While Order 888 promoted open access to the grid, MISO’s TOs still retain significant influence and leverage over MISO’s market design decisions, given the ever present veiled threat to pull their assets out. This has resulted in an inherent bias on MISO’s behalf to support a capacity construct that favors “The Owners” and their affiliated generators. It’s no coincidence that FERC accepted MISO’s flawed capacity construct right after FirstEnergy and Duke Energy Ohio had decided to leave MISO for PJM’s better designed forward capacity market. The continued departure of otherwise economic merchant owned generation will eventually leave consumers in a “market” dominated solely by the incumbent vertically integrated utilities owning the major market share of MISO’s total generating capacity. The Organization of MISO States needs to do what is best for their ratepayers because consumers will be harmed and eventually see a rise in prices given the absence of competitive supply alternatives.

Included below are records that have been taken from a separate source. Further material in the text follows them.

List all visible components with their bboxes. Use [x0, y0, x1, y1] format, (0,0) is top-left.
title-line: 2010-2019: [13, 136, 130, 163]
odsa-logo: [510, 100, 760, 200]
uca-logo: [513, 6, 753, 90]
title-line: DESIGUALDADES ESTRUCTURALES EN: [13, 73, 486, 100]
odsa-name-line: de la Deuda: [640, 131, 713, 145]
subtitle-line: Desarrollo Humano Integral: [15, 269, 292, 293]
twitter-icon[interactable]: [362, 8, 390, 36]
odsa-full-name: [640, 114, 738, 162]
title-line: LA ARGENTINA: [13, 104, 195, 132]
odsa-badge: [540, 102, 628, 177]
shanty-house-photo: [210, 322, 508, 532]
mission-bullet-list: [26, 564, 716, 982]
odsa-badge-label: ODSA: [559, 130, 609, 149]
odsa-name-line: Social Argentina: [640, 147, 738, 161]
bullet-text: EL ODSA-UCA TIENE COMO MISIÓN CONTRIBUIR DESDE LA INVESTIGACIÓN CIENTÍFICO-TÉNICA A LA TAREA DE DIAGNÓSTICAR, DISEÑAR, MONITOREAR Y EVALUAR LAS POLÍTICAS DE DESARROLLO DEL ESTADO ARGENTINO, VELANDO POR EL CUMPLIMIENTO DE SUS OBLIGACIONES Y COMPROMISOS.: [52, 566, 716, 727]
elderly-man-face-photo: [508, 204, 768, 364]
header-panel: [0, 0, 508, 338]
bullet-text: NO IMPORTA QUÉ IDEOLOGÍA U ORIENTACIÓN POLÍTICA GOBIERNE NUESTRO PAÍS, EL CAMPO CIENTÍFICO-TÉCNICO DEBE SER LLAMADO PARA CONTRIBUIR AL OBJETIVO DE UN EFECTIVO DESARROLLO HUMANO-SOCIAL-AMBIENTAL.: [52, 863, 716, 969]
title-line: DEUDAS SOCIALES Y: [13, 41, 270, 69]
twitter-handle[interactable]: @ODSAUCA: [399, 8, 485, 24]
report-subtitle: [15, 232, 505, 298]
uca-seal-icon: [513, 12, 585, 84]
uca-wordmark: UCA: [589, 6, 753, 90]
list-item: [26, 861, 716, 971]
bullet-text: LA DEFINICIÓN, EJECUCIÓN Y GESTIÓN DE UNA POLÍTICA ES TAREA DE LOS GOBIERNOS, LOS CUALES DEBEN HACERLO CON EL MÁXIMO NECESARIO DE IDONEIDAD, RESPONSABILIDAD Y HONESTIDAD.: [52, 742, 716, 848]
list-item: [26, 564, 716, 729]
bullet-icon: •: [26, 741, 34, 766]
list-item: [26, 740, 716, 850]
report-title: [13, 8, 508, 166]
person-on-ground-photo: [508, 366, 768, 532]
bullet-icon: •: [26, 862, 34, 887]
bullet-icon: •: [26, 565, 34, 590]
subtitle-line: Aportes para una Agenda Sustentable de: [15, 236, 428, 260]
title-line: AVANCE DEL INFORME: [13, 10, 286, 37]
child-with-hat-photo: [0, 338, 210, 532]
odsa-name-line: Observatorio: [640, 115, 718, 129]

Promoting competition among wholesale generators was one of the cornerstones of Orders 888 and 2000 and has been severely compromised because of a lack of independence in MISO. This is not the result of unintended consequences. Wholesale competition in MISO is in danger of extinction given the rapid departure of competitive merchant generation. The facts demonstrate MISO purposely and consciously designed its resource adequacy construct to unduly discriminate against the economic interests of merchant generators in violation of the independence requirement, by arbitrarily benefiting the financial interests of those generation assets affiliated with MISO’s vertically integrated TOs. This untenable situation is not working as originally envisioned by our federal regulators in D.C., where Orders 888 and 2000 were designed to promote wholesale competition among generators — not kill it!
Mark J. Volpe is the president & CEO of the Coalition of Midwest Power Producers (COMPP), a nonprofit trade association focused on the continued evolution of fully robust wholesale energy and capacity markets in MISO. He is the former Senior Director of Regulatory Affairs for Dynegy Inc.This column does not represent the opinion of COMPP or any of its members.]
1RTO Insider, “The Slow Death of Merchant Generation in MISO,” Sept. 17, 2018.
2FERC Order No. 888, Docket No. RM95-8-000, et al., 75 FERC ¶61,080, April 24, 1996.
3FERC Order No. 2000, Docket RM99-2000, 89 FERC ¶ 61, 285, Dec. 20, 1999.
4FOIA FY 2011 Log Report – Federal Energy Regulatory Commission.
5Midwest Independent Transmission System Operator, Inc. Filing to Enhance RAR By Incorporating Locational Capacity Market Mechanisms (“Resource Adequacy Filing”), Docket No. ER11-4081-000 filed July 20, 2011, and order accepting MISO Resource Adequacy Proposal, 139 FERC ¶61,199, June 11, 2012.
6See Motion to Intervene Out of Time and Protest by MISO’s Independent Market Monitor, FERC Docket No ER18-462, page 4, Feb. 7, 2018.